The human limit of machine learning.
The other day a discussion at work resurfaced the old topic of the merits and problems of advanced recommendation algorithms. The problem has many subtle angles, but in its simplest form it boils down to our better relevance algorithms being completely obscure to us about the "why".
The issue is not new and has been topic of conversation among us for a while. But this time I saw a new facet to it: there's a wall on how far we can take our relevance algorithms, before we start seeing negative returns.
It has nothing to do with limitation of the methods, or with how smart we can be on analyzing the data. It is not about the limited amount of training data we can gather, nor it is about having the right information to put forth.
It is about the human being consuming the data.
Machine learned recommendations algorithms are fantastic, they can take into account tens of millions of documents, consider our identity, our history, our tastes. They can layer on top the "wisdom of the crowd": what our friends, acquaintances, professionals in the same industry are reading. They can check the weather so see if we're more likely to be interested in alternative commute routes, guess our portfolio to gauge interest in business news, etc, etc, etc.
They are just not good at doing it in a human way. Their motives and logic are generally too alien for us to intuitively grasp, and their inner workings are difficult to translate succinctly into a phrase or two. And there exactly, lies the problem. The ultimate goal is not to give you the information,
The goal is for you to be able to act on this information
And for this you have to understand it's significance, in the appropriate context. You need to be able to understand, catalog, and archive that piece of data, and to thread it with other facts/concepts/opinions before it becomes actionable and useful for you.
A little context about the work we were doing is necessary: our goal was to deliver, through smart algorithms, the news, events or other simple data nuggets the user needed to know to be more productive. And in this context, the "Why" is at least as important as the "What".
Just to work out an example: let's assume we have an all knowing genie hand picked an article for me. The article is (superficially) about a small startup in SF boosting up their employee perks. I never heard of this company, nor I have any acquaintances that work at it, and on top of it, I'm not looking for a job. More likely than not, I would briefly skim over the first paragraph, or skip the piece altogether.
What I don't know is that deeper into the article, there's an insight on the circumstances leading to the benefit changes: other startups have lost employees to a growing living expense of the city of SF, switching to better paying options, or moving to a different place. This company was just trying to be ahead of the problem.
An there was my piece of useful info: growing living expenses in SF, startups slowly catching up. Multitude of actionable items: check my own expenses, surf my social network for hiring opportunities, etc, etc.
But I didn't get it: the genie was smarter that I was...
The problem in trusting AI is in my opinion that AI is too married to optimization in the sense of finding the best parameter fit for one quantitative representation of the problem where as humans rely on mixed feelings to look simultaneously at different aspect of a same problem. That is iHuman wants to look at a comprehensive yet minimal set of efficient trade-offs before I make any important decision. An illustration of the concept of Pareto ranking for medical insurance plans sold on CoveredCA can be found here: http://www.theinsuranator.com. The ranking is done in real-time and is based on common scenarios. It is a simple demonstration tool that costs nothing to use and collects no data so I think that it is fair to share on LinkedIn.

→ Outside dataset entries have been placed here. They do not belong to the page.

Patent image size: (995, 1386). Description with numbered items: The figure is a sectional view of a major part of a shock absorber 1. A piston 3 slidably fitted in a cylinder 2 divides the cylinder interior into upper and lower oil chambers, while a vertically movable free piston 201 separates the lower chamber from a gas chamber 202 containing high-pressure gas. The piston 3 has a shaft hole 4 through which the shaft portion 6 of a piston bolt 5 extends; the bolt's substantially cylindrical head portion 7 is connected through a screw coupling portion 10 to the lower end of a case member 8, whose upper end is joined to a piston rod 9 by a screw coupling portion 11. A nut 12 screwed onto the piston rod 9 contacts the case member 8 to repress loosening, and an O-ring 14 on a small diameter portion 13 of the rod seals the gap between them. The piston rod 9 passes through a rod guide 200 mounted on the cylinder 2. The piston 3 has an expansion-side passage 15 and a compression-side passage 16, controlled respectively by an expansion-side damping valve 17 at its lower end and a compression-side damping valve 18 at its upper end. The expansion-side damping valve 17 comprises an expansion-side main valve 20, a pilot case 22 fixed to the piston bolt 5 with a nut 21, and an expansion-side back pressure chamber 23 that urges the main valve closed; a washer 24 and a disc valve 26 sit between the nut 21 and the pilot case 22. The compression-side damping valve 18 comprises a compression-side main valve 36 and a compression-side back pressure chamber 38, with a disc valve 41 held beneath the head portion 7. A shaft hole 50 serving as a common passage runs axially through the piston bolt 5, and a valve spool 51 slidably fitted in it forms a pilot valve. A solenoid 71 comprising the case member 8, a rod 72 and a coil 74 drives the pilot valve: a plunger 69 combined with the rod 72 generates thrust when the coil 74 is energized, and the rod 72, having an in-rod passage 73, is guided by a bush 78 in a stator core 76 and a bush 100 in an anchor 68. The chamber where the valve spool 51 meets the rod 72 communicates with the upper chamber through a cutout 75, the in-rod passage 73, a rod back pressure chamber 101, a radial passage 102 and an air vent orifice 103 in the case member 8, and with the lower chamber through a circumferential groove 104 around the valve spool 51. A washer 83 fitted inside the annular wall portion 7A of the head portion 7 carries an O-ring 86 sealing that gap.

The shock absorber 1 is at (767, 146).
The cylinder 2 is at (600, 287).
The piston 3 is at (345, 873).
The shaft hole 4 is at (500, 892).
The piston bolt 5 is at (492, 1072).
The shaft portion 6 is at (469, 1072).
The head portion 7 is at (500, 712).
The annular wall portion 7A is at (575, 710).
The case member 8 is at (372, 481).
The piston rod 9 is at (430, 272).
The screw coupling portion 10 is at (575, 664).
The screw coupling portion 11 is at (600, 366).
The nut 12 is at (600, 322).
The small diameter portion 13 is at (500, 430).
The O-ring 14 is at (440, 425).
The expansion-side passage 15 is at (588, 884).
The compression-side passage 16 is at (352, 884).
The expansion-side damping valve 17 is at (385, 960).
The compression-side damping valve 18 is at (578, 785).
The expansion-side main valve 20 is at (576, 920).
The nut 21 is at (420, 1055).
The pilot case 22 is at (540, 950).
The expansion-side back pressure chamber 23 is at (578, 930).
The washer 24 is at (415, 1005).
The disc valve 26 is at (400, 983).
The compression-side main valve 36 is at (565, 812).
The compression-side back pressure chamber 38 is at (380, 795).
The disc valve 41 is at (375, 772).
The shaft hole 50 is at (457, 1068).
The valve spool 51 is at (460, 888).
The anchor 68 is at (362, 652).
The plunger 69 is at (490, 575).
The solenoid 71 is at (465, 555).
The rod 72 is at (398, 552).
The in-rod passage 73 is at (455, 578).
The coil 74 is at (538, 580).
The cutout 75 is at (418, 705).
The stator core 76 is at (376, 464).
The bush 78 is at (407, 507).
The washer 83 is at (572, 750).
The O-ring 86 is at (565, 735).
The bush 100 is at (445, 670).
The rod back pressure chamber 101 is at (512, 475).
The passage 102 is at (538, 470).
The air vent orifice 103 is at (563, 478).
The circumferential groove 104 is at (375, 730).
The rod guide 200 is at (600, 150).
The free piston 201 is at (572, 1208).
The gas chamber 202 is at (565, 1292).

I believe this blog is about the Principle of Sufficient Reason formulated by the mathematician Leibniz: http://hans.wyrdweb.eu/the-limits-reason-about-chaitin-and-leibniz/
As I see it, some of the really fundamental problems with machine algos is the fact that they all make calculations based on final results. The problem is that every final result, for example: "I chose to watch this movie" or parts of it, is that the reason for my choice is not a part of the result: the movie I chose! So a vital part of my decision making progress is left out - making the algorithm and machine results being non human. I belive, untill above problem is solved, we are stuck with machine made choices made from basically
You probably have heard about the diapers-and-beer example, right? It has been described ad nauseam. Well, let's have a closer look. The analytics identified a correlation between the sales of diapers and the sales of beer, which seems odd at first glance. But what the story doesn't say is that, I presume, it was human analysis that determined that mothers sent their husbands in the evenings to buy diapers who would buy beer at the same time while they were at the store. The latter part is the "why". This supports the notion that computers don't have an effective ability to figure out the "why" by themselves; they need humans to investigate that aspect. In other words, computers can tell human operators, "hey! There's something to investigate here". Figuring out the "why" requires deep knowledge and common-sense knowledge; didn't the first wave of AI research make attempts at this with little success?
Very interesting article... It feels like you really turned the problem on its head here. I feel that the takeaway goes back to the old adage: don't judge a book (or algorithm) by its cover.